Menurutnya, pihak kepolisian juga tengah mendalami kemungkinan adanya unsur kesengajaan di balik aksi tersebut yang berpotensi menimbulkan kepanikan masyarakat maupun dimanfaatkan untuk tindak kriminalitas.
“Kami tidak ingin keresahan masyarakat dimanfaatkan oleh pihak tertentu untuk melakukan aksi kejahatan seperti pencurian, perampokan, maupun gangguan kamtibmas lainnya. Karena itu masyarakat diminta meningkatkan kewaspadaan lingkungan,” tambahnya.
Selain patroli intensif, aparat kepolisian bersama unsur TNI serta perangkat lingkungan turut mengajak masyarakat untuk kembali mengaktifkan ronda malam sebagai langkah pencegahan terhadap potensi gangguan keamanan.
Hingga kini, situasi di wilayah hukum Polresta Tangerang dilaporkan tetap aman dan kondusif. Sementara itu, penyelidikan terkait pihak-pihak yang diduga terlibat dalam aksi teror tersebut masih terus dilakukan, termasuk mendalami motif yang melatarbelakanginya.

Di sisi lain, Kabid Humas Polda Banten, Maruli Ahiles Hutapea mengimbau masyarakat agar tidak mudah percaya terhadap informasi yang belum terverifikasi.
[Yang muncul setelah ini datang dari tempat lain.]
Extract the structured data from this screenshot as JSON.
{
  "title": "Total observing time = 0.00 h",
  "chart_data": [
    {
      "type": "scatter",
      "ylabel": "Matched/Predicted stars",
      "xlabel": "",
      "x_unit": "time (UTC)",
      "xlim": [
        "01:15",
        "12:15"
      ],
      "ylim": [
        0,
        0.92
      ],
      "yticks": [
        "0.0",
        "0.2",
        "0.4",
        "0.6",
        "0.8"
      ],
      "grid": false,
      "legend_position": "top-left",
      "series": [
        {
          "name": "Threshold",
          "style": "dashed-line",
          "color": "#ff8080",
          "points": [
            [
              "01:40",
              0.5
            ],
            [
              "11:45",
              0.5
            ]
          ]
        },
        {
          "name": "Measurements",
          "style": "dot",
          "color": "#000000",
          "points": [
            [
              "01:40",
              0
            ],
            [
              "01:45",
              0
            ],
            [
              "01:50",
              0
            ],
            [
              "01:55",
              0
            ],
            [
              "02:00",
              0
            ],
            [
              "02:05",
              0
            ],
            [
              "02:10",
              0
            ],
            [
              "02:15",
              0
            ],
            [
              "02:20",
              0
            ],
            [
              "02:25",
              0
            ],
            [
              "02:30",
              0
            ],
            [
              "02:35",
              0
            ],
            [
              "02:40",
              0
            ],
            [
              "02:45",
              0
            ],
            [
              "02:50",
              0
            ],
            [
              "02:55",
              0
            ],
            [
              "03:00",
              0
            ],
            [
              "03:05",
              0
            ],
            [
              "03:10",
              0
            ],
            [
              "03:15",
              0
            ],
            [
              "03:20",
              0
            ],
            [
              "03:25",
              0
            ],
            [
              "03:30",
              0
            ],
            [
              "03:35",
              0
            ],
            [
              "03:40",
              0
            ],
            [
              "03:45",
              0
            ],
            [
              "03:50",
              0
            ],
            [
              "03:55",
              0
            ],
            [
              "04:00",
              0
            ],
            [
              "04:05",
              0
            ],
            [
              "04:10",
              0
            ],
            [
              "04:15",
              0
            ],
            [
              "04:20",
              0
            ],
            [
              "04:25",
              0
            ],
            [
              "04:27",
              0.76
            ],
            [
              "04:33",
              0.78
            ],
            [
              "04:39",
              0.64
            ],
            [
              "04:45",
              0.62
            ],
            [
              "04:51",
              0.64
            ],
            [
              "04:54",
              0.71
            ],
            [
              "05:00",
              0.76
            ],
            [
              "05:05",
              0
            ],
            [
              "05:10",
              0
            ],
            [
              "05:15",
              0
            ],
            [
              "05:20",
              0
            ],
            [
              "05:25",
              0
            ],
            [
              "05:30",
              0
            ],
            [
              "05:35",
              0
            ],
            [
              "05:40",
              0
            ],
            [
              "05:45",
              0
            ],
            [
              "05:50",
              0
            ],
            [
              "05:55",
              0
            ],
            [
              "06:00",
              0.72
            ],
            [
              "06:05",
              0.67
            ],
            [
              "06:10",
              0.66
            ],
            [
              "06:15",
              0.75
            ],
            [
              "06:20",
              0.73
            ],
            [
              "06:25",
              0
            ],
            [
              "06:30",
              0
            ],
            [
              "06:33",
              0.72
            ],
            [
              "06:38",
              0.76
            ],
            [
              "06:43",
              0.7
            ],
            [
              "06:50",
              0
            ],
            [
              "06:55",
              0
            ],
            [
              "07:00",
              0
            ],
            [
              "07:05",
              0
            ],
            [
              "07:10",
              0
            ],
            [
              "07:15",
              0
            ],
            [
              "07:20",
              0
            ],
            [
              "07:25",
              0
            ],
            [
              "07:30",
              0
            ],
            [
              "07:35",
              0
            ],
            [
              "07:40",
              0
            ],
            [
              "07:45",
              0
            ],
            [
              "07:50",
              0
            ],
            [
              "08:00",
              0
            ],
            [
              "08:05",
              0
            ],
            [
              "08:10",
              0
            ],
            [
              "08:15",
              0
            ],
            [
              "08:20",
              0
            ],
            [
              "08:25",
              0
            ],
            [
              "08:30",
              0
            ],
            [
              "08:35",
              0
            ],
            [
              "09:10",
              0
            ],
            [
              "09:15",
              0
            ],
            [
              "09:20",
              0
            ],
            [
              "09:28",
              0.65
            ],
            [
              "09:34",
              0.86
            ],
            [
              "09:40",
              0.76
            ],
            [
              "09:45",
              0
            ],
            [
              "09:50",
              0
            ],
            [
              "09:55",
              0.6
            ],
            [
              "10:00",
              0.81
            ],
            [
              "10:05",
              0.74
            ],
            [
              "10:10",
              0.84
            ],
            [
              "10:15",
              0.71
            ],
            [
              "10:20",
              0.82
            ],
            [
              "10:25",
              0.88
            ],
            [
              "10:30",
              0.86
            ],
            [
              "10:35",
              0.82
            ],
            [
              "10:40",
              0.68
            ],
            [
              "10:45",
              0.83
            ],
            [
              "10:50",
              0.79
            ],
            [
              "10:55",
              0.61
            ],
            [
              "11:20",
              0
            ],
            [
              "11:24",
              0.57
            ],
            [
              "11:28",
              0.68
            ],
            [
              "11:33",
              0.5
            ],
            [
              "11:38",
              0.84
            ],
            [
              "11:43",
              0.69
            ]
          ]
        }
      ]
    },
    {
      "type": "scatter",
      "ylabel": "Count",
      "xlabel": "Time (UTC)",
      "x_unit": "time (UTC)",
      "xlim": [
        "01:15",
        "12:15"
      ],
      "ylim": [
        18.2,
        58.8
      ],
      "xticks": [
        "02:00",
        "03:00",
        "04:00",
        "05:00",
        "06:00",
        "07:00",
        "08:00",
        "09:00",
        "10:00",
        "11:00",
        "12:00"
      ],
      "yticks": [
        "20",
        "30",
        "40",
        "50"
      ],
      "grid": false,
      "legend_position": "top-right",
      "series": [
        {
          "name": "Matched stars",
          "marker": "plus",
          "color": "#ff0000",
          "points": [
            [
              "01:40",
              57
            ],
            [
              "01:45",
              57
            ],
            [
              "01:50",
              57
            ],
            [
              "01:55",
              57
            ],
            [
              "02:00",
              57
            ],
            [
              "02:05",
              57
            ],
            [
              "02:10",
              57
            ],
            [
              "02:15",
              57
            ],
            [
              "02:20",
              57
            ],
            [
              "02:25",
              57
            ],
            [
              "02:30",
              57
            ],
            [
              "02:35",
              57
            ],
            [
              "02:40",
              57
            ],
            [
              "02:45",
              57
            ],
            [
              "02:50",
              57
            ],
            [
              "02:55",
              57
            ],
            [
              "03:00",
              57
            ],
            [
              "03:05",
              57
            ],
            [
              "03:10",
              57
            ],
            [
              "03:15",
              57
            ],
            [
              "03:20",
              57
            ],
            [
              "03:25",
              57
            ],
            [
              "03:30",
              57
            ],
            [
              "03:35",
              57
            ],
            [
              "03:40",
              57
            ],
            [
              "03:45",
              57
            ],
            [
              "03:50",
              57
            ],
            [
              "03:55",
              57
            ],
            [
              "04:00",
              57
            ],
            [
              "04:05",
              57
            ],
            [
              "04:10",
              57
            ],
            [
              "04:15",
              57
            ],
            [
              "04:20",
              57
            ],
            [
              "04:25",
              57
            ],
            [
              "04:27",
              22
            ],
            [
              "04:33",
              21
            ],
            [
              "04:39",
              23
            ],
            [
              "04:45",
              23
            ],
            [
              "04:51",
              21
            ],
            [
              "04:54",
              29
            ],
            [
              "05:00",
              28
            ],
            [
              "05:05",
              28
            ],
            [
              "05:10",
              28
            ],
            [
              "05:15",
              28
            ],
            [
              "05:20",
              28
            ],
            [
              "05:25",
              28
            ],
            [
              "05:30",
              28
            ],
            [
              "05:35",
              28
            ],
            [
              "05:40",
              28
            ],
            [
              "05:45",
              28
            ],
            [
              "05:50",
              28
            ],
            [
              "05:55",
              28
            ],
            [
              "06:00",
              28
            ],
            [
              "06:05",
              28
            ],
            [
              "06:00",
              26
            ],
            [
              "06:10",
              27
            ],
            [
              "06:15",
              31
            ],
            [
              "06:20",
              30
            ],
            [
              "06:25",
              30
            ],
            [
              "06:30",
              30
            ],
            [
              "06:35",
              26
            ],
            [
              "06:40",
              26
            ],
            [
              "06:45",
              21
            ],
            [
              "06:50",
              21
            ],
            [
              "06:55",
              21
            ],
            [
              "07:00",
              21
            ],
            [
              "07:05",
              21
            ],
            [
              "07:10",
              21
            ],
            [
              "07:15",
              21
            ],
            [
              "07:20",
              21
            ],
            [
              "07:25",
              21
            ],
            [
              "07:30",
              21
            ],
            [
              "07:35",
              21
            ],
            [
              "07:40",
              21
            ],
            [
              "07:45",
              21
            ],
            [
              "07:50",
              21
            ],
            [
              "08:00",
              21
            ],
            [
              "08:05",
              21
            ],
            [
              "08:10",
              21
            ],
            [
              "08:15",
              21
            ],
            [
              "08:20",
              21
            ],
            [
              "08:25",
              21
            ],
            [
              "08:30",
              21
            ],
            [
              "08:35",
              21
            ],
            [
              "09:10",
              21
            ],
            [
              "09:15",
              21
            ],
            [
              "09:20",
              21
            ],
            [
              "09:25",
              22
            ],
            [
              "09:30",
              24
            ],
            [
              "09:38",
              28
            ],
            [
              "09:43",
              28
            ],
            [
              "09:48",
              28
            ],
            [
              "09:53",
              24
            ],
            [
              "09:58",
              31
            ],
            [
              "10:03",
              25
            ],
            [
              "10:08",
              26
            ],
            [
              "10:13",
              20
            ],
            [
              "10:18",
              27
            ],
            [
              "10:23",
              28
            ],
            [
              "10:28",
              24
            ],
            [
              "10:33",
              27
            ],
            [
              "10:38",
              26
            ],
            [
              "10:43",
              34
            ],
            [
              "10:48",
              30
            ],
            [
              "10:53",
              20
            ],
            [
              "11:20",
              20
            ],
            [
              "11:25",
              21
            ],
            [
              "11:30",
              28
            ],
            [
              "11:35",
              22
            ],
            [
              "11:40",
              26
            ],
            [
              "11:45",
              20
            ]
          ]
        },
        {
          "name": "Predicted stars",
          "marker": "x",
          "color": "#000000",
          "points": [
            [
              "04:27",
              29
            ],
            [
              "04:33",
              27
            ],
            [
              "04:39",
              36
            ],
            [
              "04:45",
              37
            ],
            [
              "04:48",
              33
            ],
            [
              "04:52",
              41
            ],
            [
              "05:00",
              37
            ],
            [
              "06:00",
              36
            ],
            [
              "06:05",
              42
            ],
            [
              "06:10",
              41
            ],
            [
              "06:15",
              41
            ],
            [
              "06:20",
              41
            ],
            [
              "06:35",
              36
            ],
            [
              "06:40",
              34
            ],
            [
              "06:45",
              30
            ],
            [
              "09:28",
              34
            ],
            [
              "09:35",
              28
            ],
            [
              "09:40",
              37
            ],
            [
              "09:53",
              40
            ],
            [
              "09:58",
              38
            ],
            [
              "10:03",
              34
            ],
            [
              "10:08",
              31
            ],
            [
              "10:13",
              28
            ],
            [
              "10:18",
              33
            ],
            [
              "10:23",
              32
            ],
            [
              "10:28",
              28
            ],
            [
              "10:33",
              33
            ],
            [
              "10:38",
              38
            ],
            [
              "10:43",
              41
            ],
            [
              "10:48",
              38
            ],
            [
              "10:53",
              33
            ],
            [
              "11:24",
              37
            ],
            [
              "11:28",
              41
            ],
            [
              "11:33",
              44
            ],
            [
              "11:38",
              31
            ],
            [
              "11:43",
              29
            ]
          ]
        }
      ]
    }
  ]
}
“Masyarakat kami minta tetap tenang, meningkatkan kewaspadaan lingkungan dan jangan mudah menyebarkan informasi yang belum jelas kebenarannya. Jika menemukan aktivitas mencurigakan segera laporkan kepada pihak kepolisian atau melalui layanan call center 110 yang aktif selama 24 jam,” ujarnya, Kamis (21/05/2026).